I carefully follow Loggy's composting guidelines, except for burying relatives in the garden. Having battled Fusarium for decades, I have read most of the literature on Fusarium and other nasty fungi, that are taking advantage of climate change very rapidly. You are absolutely right about diseased material in the garden or compost pile. I have black trash bag that get anything even questionable out of the garden.
Once established in the soil fungi are hard, read impossible to remove, though you can help the soil regain a balanced biome.
Rotating crops helps, but in a limited space of 7 4x8' raised beds your opportunities are limited, to not growing the same thing in the same place two years in a row.
One year I was so desperate, from dwindling basil frozen in olive oil, that I grew my basil hydroponically in 5 gallon white buckets in the driveway. attracting some neighbors attention as to what crop was growing! They pretty much watch my projects anyway!

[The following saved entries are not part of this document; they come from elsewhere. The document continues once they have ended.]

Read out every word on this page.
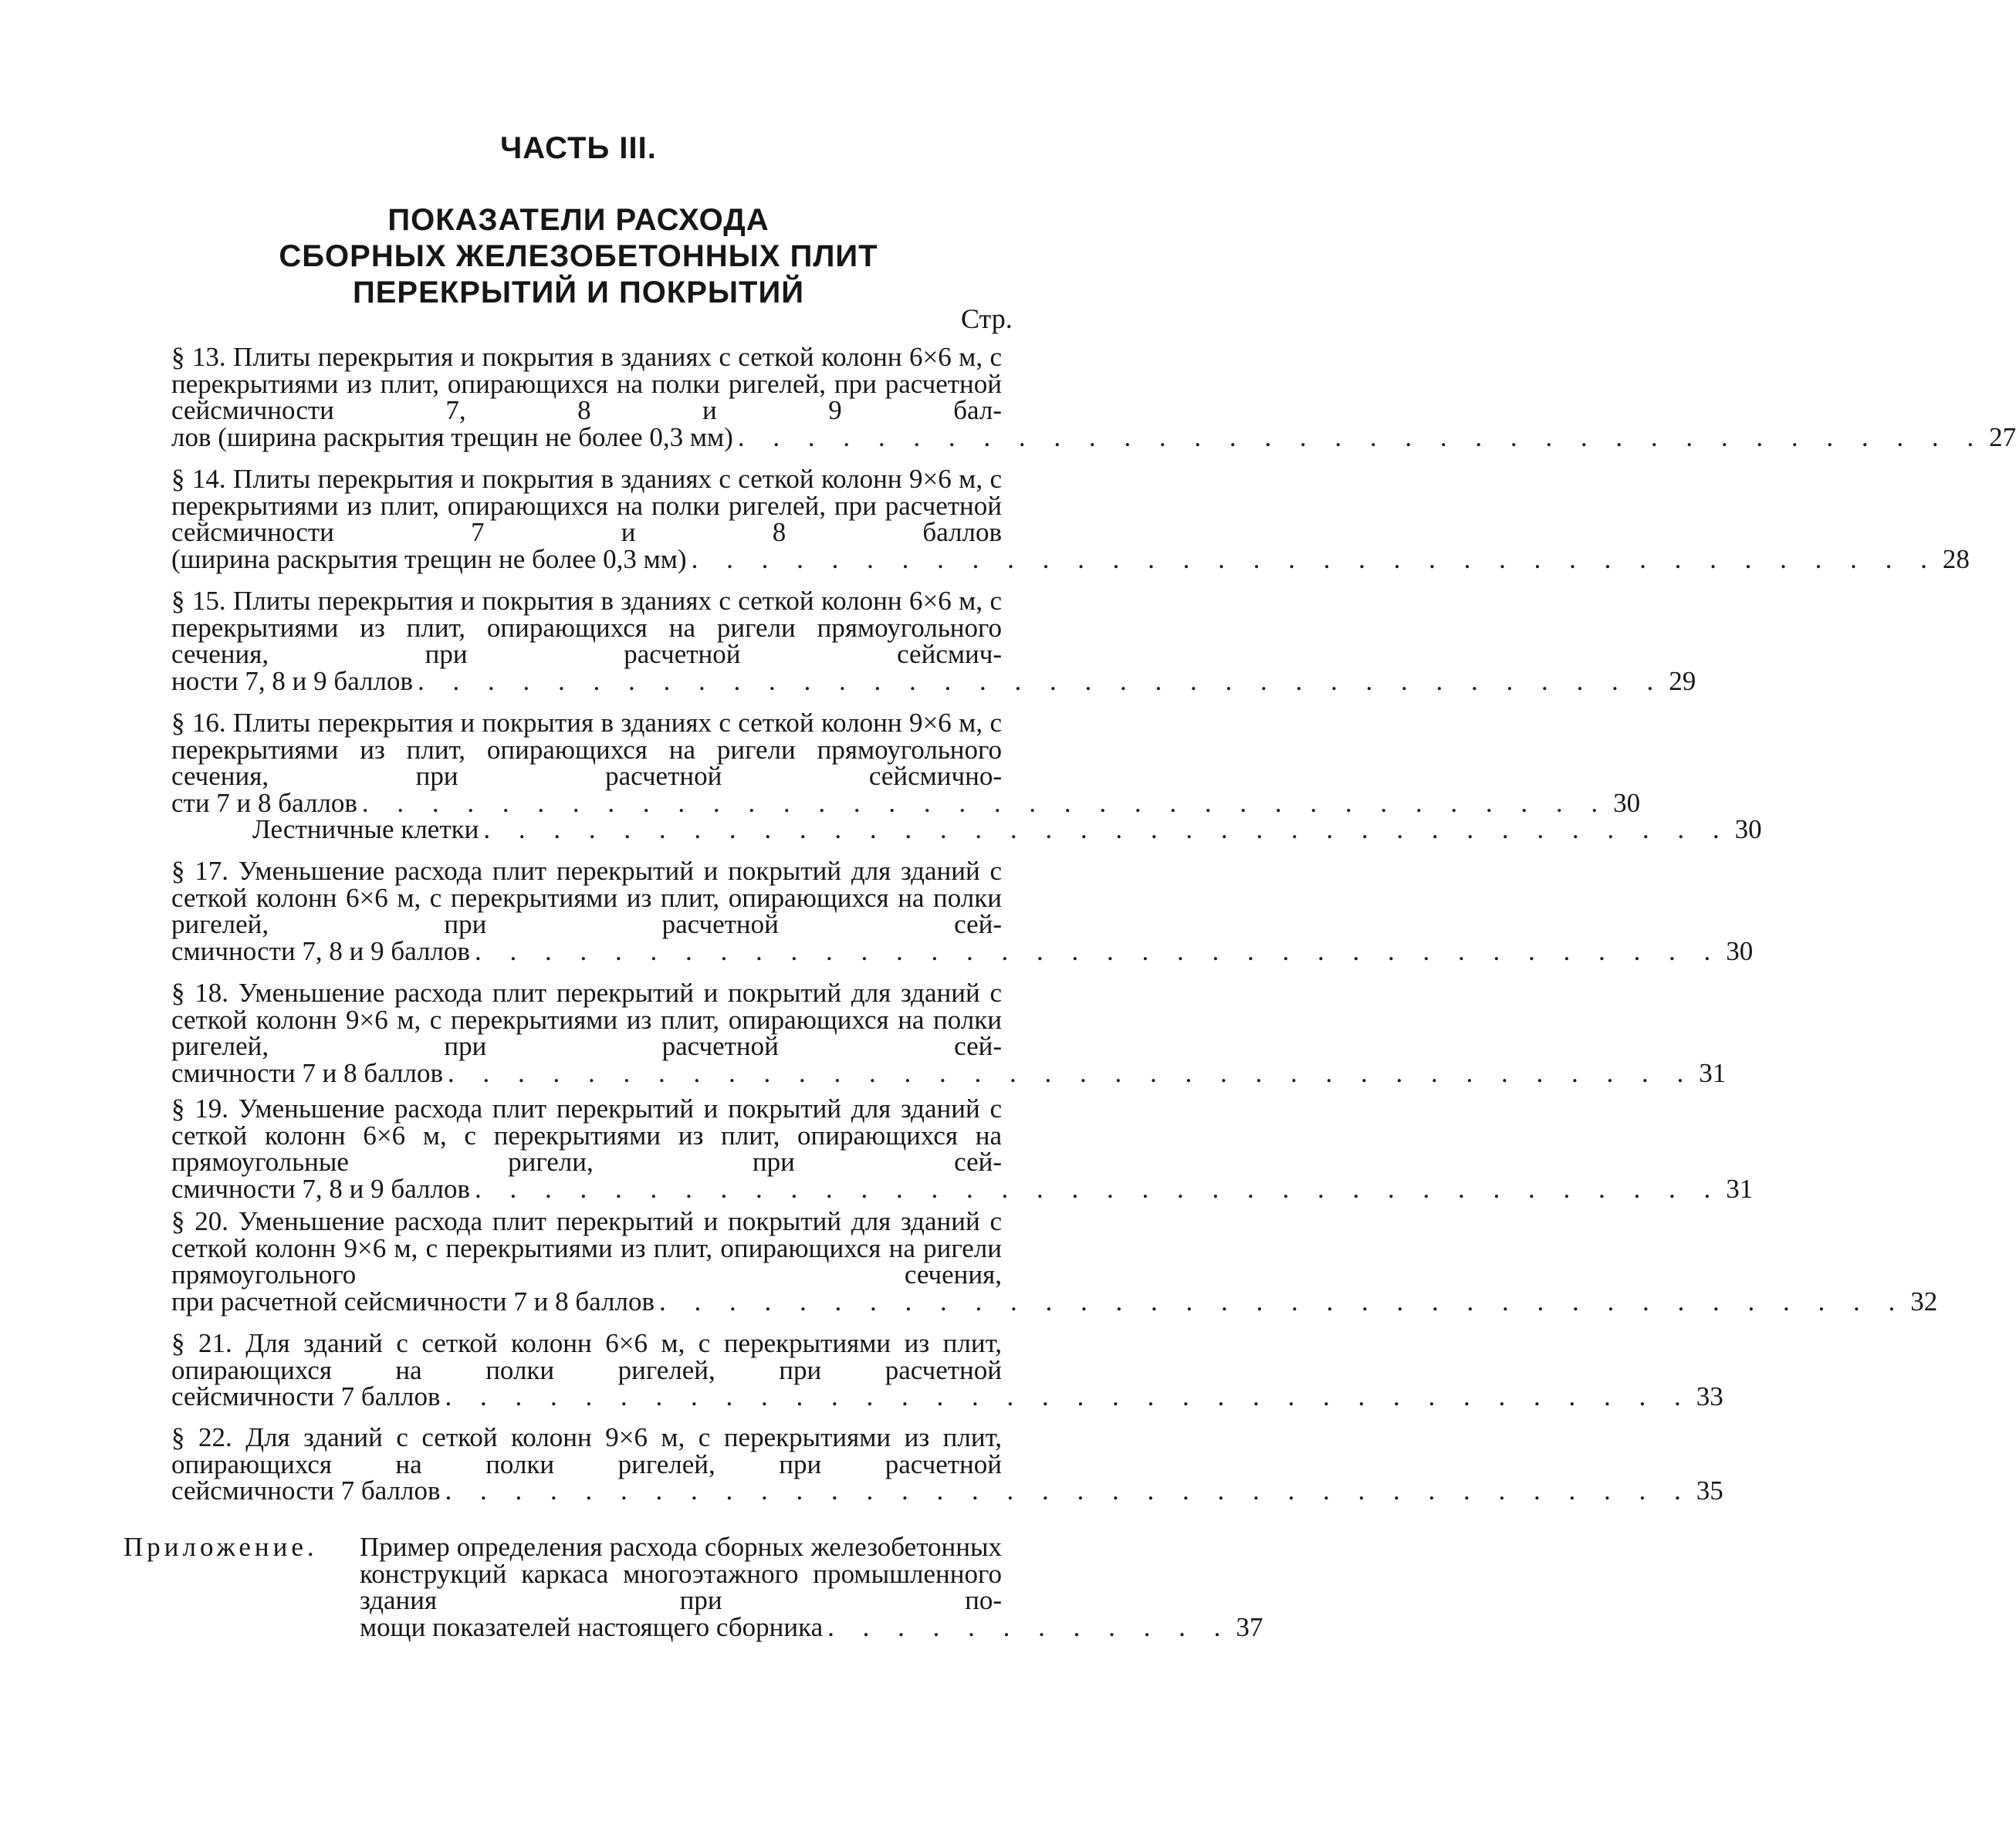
ЧАСТЬ III.
ПОКАЗАТЕЛИ РАСХОДА
СБОРНЫХ ЖЕЛЕЗОБЕТОННЫХ ПЛИТ
ПЕРЕКРЫТИЙ И ПОКРЫТИЙ
Стр.

§ 13. Плиты перекрытия и покрытия в зданиях с сеткой колонн 6×6 м, с перекрытиями из плит, опирающихся на полки ригелей, при расчетной сейсмичности 7, 8 и 9 бал-

лов (ширина раскрытия трещин не более 0,3 мм) . . . . . . . . . . . . . . . . . . . . . . . . . . . . . . . . . . . . 27

§ 14. Плиты перекрытия и покрытия в зданиях с сеткой колонн 9×6 м, с перекрытиями из плит, опирающихся на полки ригелей, при расчетной сейсмичности 7 и 8 баллов

(ширина раскрытия трещин не более 0,3 мм) . . . . . . . . . . . . . . . . . . . . . . . . . . . . . . . . . . . . 28

§ 15. Плиты перекрытия и покрытия в зданиях с сеткой колонн 6×6 м, с перекрытиями из плит, опирающихся на ригели прямоугольного сечения, при расчетной сейсмич-

ности 7, 8 и 9 баллов . . . . . . . . . . . . . . . . . . . . . . . . . . . . . . . . . . . . 29

§ 16. Плиты перекрытия и покрытия в зданиях с сеткой колонн 9×6 м, с перекрытиями из плит, опирающихся на ригели прямоугольного сечения, при расчетной сейсмично-

сти 7 и 8 баллов . . . . . . . . . . . . . . . . . . . . . . . . . . . . . . . . . . . . 30
Лестничные клетки . . . . . . . . . . . . . . . . . . . . . . . . . . . . . . . . . . . . 30

§ 17. Уменьшение расхода плит перекрытий и покрытий для зданий с сеткой колонн 6×6 м, с перекрытиями из плит, опирающихся на полки ригелей, при расчетной сей-

смичности 7, 8 и 9 баллов . . . . . . . . . . . . . . . . . . . . . . . . . . . . . . . . . . . . 30

§ 18. Уменьшение расхода плит перекрытий и покрытий для зданий с сеткой колонн 9×6 м, с перекрытиями из плит, опирающихся на полки ригелей, при расчетной сей-

смичности 7 и 8 баллов . . . . . . . . . . . . . . . . . . . . . . . . . . . . . . . . . . . . 31

§ 19. Уменьшение расхода плит перекрытий и покрытий для зданий с сеткой колонн 6×6 м, с перекрытиями из плит, опирающихся на прямоугольные ригели, при сей-

смичности 7, 8 и 9 баллов . . . . . . . . . . . . . . . . . . . . . . . . . . . . . . . . . . . . 31

§ 20. Уменьшение расхода плит перекрытий и покрытий для зданий с сеткой колонн 9×6 м, с перекрытиями из плит, опирающихся на ригели прямоугольного сечения,

при расчетной сейсмичности 7 и 8 баллов . . . . . . . . . . . . . . . . . . . . . . . . . . . . . . . . . . . . 32

§ 21. Для зданий с сеткой колонн 6×6 м, с перекрытиями из плит, опирающихся на полки ригелей, при расчетной

сейсмичности 7 баллов . . . . . . . . . . . . . . . . . . . . . . . . . . . . . . . . . . . . 33

§ 22. Для зданий с сеткой колонн 9×6 м, с перекрытиями из плит, опирающихся на полки ригелей, при расчетной

сейсмичности 7 баллов . . . . . . . . . . . . . . . . . . . . . . . . . . . . . . . . . . . . 35
Приложение. Пример определения расхода сборных железобетонных конструкций каркаса многоэтажного промышленного здания при по-

мощи показателей настоящего сборника . . . . . . . . . . . . 37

I turn garden hygiene up to 11 in the fall cleanup and again with garden opening in spring. I dont use pesticides, insecticides, or fungicides, but I do use a scorched earth policy in fall and spring.
Using a big propane weed torch, also from harbor freight, after plants are gone in fall, I flamethrower the beds to remove or sterilize any remaining spores, weed seeds, superficial nematodes, etc and then add a couple of inches of shredded, by lawnmower, maple leaves, readily available! In spring I lightly turn in the composed leaves, or rake back those that are still mulch, and then give the beds another smoking hot treatment, that also take out any creeping weeds that have started growing all over. Rake lightly and let it sit a week or so until the new weed seeds have sprouted, and give them a more gentle flaming. It very satisfying and once again attract neighbors interest, as there is a bit of flame roar.
Its also the best thing ever for those violent weeds that set seed early, and explode them 20 ft in all directions when you touch or try to weed them. Torch them and they are instantly sterilized in place. Also helps with dandy lions in the lawn by nuking puffballs, and now in spring when my lawn is relatively low in dandy lions, the neighbors actually invite me over to their lawns with my lawn dragon.
Many here are trying to go with more diverse lawn without herbicides etc, and fire is ecologically a good solution, returning element to the soil!